Sure enough, it’s not by CES alone that we learn about the all-embracing tech trends. Another must-visit event highlighting innovative projects and cutting-edge initiatives is the Mobile World Congress. Since our team had a chance to attend both of the events, we couldn’t but feel content that maintaining a strong focus on the Internet of Things, connected objects, and VR/AR helps us stay on the right track.
Apart from readily apparent heyday of VR products, technologies, and services, a whole lot of other fascinating solutions shone up to the amazed audience. Our major takeaways from MWC 2016 are as follows:
- Next-gen Bluetooth enabled accessories like LG’s and Samsung’s 360-degree action cameras together with robotic toys by Sony seem to start challenging well-liked wearables, which were almost nowhere to be found at MWC.
- Smartphones tend to become lookalikes featuring mostly the same operations, apps, and physical characteristics, with little to no technical features highlighted explicitly. Felt like the phone makers chose to focus more on fun experience unlike technical advancements.
- In a league of their own were two excellent brand-new Samsung Galaxy’s phones: S7 and the 7S Edge. A MicroSD slot, a waterproof body, an improved photography light, and larger batteries — these are the major modifications that demonstrate the manufacturer’s resilience and willingness to leverage user feedback.
- To cut the story short, no more bids for Windows Phone and tablets whatsoever. Seems like we’d better add them to the army of FireFox OS and BlackBerrys fading away. The same confusing tendency concerns new apps: all looked much the same (sigh).

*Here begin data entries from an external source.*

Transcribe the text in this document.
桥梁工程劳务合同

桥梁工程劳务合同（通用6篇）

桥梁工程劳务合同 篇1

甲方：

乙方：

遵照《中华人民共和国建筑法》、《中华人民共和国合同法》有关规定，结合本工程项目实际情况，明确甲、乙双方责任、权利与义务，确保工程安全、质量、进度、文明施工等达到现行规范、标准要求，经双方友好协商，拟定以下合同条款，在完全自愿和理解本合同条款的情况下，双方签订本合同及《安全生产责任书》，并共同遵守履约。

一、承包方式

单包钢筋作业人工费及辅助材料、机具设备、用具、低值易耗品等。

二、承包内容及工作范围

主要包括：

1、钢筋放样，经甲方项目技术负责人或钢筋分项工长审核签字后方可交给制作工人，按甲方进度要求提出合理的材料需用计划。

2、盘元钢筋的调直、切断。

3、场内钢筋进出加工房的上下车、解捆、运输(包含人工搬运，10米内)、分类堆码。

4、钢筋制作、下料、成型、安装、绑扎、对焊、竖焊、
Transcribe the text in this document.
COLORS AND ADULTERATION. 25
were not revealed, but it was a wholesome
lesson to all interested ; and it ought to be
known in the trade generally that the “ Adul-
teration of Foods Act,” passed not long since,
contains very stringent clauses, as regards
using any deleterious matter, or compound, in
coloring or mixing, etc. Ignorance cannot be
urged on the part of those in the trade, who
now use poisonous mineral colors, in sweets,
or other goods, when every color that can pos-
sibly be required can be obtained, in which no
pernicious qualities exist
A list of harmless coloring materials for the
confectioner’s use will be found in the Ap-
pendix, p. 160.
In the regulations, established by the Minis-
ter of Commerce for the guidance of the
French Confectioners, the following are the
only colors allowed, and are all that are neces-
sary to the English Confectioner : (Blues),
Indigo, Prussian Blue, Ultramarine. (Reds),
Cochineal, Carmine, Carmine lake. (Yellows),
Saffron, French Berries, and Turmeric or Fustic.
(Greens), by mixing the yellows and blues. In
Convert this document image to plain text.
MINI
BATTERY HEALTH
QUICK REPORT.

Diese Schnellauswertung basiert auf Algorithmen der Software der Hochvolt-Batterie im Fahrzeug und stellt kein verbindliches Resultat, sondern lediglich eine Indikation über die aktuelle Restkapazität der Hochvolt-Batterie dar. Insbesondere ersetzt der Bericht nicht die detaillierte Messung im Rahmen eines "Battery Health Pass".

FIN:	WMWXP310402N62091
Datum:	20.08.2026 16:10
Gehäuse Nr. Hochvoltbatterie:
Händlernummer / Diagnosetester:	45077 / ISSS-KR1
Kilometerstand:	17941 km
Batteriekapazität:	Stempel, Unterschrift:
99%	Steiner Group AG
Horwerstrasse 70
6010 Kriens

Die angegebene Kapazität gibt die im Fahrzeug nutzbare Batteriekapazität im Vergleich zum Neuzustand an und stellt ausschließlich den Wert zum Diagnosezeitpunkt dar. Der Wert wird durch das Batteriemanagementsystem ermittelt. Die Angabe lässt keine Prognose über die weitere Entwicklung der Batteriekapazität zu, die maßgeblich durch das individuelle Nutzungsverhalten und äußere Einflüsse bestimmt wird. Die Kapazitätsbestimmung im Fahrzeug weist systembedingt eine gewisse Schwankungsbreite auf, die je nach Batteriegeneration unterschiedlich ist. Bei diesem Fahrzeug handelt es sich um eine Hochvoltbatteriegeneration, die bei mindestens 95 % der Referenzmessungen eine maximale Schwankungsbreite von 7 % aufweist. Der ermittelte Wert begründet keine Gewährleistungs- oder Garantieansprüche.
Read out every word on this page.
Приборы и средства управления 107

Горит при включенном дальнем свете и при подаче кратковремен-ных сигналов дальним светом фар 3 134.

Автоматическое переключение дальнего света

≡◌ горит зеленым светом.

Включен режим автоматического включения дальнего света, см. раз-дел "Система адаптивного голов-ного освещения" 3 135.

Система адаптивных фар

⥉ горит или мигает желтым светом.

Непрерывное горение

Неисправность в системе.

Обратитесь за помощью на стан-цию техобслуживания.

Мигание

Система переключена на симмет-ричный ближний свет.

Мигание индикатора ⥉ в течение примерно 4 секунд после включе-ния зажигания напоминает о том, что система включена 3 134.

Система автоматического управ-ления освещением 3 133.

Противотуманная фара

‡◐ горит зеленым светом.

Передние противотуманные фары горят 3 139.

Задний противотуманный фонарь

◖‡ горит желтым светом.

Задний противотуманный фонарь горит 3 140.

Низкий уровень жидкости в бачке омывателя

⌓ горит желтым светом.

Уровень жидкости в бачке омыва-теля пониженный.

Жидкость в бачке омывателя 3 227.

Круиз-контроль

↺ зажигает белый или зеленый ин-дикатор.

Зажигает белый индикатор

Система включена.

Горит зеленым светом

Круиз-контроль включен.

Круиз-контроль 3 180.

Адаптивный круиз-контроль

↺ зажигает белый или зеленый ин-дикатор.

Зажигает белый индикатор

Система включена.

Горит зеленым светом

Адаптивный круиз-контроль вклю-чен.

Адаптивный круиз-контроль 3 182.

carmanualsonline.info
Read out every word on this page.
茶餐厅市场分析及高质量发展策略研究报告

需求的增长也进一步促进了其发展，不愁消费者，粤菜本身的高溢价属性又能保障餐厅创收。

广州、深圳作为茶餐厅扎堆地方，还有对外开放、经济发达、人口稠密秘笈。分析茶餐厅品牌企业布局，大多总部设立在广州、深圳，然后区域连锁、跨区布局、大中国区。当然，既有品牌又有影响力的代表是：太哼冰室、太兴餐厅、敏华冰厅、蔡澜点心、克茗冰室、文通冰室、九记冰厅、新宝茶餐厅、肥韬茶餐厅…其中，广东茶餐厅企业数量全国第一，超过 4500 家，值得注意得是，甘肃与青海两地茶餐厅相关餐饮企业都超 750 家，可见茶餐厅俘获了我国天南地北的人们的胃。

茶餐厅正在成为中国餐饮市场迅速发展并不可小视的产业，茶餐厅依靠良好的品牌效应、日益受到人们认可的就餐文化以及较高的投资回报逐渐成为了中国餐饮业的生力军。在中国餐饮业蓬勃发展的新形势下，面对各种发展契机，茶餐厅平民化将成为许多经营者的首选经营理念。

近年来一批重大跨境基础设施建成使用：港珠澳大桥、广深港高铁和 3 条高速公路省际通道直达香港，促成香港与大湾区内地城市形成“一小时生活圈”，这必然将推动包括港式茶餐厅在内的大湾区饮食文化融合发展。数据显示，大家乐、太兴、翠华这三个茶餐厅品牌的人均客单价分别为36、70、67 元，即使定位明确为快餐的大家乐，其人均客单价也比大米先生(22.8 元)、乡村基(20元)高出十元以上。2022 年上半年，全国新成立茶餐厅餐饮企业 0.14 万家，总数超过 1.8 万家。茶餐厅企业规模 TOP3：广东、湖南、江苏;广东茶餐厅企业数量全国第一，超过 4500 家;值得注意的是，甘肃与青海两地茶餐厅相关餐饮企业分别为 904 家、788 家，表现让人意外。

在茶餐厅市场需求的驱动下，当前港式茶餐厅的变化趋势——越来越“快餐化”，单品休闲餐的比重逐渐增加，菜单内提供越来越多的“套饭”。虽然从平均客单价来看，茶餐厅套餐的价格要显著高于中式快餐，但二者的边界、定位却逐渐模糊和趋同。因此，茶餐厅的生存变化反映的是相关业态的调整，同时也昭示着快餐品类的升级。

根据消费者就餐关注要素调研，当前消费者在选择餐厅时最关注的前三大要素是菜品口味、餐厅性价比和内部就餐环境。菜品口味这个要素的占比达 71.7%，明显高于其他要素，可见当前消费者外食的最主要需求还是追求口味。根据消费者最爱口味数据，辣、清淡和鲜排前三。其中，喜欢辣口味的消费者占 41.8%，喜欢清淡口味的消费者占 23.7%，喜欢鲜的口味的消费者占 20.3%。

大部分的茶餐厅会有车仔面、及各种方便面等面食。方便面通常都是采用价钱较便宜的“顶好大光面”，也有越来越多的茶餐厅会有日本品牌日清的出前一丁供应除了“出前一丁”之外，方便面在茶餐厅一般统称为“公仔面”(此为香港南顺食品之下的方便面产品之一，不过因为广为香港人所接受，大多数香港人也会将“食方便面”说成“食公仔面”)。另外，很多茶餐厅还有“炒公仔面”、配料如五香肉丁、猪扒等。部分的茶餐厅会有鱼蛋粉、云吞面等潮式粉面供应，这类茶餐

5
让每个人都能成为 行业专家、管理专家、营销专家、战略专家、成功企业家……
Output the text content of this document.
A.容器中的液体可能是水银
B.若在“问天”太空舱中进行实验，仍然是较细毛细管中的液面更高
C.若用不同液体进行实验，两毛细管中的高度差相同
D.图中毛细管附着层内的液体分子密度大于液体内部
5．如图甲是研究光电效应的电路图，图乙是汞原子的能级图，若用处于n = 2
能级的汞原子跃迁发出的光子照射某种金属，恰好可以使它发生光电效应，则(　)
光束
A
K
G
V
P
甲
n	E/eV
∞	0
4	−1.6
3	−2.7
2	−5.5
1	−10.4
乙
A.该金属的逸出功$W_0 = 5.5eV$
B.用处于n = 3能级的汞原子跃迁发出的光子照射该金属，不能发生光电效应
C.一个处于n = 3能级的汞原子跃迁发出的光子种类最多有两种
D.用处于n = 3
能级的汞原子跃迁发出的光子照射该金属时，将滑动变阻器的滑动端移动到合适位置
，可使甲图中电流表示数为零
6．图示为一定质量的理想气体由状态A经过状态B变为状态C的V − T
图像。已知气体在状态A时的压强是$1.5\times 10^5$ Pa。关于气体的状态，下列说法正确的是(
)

- VR is going social. Starring at the event as no one else did, Mark Zuckerberg addressed the issue of 5G outlining VR as one of the killer apps for the technology. Facebook CEO also made manners to AR claiming he personally considers it as an aid to control his house.
- Automotive market increased mobility, that’s for sure. Giant car makers played their gimmicks for all they were worth: Ford with its car functions control app, Samsung’s Auto Connect system, and others showing off their partnership with mobility trendsetters.
It was a great challenge for us to see the solutions developed with Softeq’s direct involvement held pride of place at both of the venues. The team’s everlasting dedication to the world of smart devices and connected objects is now even more inspired by a plethora of positive reviews received by our partners.